As part of building an analytics engine for Arrow, we also plan to build a lightweight physical “query planner” with a multicore in-process scheduler to enable many kinds of algorithms to be parallelized and evaluated efficiently. There is substantial prior art in the domain of graph data flow execution (particularly in the ML world lately, like TensorFlow and PyTorch), so this amounts to creating a graph data flow engine whose primitive unit of data is an Arrow table.
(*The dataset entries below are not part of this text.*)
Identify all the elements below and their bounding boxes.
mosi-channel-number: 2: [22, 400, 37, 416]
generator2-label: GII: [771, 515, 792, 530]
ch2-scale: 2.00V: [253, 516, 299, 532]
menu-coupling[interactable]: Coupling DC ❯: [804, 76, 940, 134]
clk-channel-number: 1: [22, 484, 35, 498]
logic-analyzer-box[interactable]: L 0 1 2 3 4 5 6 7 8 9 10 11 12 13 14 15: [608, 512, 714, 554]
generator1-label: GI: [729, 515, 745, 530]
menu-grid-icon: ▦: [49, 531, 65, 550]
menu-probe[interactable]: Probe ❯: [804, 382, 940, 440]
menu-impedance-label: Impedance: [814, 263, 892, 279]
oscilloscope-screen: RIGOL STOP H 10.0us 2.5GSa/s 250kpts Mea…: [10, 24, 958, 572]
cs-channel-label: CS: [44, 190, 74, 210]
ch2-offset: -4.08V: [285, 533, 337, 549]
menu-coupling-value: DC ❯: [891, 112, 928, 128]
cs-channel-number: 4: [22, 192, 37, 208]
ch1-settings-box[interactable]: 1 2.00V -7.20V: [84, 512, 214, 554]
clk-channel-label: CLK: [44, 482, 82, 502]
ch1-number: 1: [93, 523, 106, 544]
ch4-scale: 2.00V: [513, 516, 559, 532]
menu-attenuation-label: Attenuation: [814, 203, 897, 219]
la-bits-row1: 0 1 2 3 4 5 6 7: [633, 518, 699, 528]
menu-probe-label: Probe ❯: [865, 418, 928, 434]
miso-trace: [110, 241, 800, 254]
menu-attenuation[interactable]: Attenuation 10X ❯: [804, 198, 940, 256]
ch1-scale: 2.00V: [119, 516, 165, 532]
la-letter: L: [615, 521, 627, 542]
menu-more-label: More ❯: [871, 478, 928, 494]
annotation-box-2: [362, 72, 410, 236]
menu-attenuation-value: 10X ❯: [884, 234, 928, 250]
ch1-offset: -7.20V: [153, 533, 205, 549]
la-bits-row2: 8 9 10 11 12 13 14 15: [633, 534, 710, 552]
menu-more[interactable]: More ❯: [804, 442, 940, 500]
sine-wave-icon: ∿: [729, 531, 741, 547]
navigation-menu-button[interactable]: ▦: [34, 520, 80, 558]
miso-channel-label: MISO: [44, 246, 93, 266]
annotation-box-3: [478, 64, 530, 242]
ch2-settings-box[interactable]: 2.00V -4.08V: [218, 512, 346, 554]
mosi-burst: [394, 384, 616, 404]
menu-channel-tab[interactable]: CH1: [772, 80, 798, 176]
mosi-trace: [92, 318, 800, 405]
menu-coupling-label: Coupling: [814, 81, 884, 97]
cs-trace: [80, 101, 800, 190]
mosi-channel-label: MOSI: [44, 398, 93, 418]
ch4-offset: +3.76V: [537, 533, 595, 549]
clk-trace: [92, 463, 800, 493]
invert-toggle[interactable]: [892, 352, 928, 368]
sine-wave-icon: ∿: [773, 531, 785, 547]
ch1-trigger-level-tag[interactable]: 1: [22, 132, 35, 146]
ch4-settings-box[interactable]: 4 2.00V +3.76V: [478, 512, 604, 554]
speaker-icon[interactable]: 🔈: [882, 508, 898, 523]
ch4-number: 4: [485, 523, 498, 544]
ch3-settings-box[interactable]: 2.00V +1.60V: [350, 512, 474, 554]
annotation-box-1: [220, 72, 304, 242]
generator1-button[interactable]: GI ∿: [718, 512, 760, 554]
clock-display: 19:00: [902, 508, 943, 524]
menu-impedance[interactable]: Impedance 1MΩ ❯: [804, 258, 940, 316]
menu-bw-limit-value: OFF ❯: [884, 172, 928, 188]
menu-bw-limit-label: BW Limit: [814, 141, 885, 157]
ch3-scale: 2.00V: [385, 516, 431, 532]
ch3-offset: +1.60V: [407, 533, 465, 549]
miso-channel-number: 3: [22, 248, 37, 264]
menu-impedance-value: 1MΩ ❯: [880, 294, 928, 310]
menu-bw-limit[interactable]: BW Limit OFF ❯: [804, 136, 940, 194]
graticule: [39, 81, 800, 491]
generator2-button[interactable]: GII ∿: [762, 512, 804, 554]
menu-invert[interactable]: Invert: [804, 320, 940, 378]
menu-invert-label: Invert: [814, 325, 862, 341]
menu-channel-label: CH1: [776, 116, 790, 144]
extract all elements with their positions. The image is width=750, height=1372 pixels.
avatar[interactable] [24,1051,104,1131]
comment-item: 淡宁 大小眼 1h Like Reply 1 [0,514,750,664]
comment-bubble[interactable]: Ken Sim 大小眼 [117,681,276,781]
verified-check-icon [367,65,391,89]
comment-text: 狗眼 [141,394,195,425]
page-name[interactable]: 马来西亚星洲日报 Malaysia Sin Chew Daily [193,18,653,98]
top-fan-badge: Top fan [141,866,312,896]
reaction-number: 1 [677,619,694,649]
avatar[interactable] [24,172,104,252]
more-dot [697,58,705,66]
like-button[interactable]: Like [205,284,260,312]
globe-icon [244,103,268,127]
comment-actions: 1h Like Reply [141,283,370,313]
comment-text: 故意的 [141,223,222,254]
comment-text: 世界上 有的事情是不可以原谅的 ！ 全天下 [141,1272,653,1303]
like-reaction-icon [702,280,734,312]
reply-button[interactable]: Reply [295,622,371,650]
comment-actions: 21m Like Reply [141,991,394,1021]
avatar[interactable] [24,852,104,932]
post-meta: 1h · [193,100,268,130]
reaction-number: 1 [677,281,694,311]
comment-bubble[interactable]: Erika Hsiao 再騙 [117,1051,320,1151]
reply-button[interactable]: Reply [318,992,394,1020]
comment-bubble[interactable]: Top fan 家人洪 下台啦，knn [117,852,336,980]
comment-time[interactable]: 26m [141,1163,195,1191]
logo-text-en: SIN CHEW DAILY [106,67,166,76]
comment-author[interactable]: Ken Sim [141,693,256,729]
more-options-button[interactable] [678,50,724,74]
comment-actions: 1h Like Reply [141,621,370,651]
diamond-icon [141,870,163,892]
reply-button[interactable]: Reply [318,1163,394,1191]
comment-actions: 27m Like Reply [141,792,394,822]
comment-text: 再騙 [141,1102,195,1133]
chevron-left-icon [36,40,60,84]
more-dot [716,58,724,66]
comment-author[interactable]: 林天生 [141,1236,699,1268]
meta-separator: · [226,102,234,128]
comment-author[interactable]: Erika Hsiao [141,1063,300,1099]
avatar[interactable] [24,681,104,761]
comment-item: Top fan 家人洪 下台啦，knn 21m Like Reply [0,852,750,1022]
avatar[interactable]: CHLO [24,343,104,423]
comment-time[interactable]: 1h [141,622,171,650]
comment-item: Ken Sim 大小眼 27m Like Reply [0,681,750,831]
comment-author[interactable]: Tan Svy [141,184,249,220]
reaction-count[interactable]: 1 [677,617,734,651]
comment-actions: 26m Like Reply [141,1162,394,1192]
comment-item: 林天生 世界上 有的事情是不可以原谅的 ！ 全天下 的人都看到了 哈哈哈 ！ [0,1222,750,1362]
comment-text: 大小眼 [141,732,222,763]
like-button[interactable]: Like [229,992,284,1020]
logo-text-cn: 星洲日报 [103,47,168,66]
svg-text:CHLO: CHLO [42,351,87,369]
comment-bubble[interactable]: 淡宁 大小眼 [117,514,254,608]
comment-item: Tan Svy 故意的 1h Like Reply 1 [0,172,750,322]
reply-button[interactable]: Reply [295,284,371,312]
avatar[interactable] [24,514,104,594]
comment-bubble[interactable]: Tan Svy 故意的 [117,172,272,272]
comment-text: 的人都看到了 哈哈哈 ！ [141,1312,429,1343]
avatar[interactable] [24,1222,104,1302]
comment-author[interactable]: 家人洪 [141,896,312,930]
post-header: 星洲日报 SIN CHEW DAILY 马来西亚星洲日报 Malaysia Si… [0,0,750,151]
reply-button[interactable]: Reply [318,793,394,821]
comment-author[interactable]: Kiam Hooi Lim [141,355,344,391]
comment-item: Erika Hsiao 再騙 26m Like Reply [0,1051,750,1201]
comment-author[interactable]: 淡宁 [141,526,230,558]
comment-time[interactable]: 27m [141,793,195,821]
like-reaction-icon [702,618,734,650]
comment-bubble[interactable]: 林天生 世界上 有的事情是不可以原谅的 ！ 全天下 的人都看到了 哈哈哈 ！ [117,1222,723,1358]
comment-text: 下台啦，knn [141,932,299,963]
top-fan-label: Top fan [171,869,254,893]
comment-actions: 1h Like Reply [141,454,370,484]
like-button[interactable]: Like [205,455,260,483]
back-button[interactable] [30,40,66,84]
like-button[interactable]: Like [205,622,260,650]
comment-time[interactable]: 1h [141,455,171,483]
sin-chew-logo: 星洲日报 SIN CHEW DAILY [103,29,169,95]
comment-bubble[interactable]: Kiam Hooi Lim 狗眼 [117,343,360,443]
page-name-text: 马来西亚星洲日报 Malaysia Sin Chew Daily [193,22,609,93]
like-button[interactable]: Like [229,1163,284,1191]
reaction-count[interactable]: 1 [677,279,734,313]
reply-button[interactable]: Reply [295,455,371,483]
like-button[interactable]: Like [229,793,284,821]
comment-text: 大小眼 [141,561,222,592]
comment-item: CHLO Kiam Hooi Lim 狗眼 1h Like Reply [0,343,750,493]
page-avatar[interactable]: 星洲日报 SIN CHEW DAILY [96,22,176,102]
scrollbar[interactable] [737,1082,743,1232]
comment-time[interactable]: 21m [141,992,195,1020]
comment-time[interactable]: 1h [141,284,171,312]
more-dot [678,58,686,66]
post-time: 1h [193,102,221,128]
To plan ahead for this use case, in 2015, I started the Ibis project (still under active development) to create a pandas-friendly deferred expression system for static analysis and compilation these types of operations. Since an efficient multithreaded in-memory engine for pandas was not available when I started Ibis, I instead focused on building compilers for SQL engines (Impala, PostgreSQL, SQLite), similar to the R dplyr package. Phillip Cloud from the pandas core team has been actively working on Ibis with me for quite a long time.
What’s next?
In an upcoming blog post, I will go into some more detail about the roadmap for building an Arrow-native multithreaded in-memory execution engine and how that’s relevant to the architecture of pandas2.
Addendum: On Dask
Nowadays, a lot of people ask me about Dask (and Spark, and other such projects) and how it is helping with pandas performance and scalability. It is definitely helping in various ways, such as:
Splitting up large datasets into pieces and working with them in separate threads or separate processes
- Evicting pandas data from RAM that is no longer needed
Dask makes it easy to read a directory of CSV files by running
pandas.read_csv
in parallel and then running a groupby operation on the
entire dataset. Truly, what Matt Rocklin and team have built is an
excellent piece of kit.
One issue with the Dask model is that it’s using pandas as a black
box. dask.dataframe
does not solve pandas’s inherent performance and memory
use problems, but it spreads them out across multiple processes and helps
mitigate them by being careful to not work with too large pieces of data all at
once, which can result in an unpleasant MemoryError
.
Some problems don’t fit the Dask partition-parallel distributed task execution model. Also, pandas’s memory management and IO challenges make Dask jobs a lot slower than they could be with a more efficient in-memory runtime.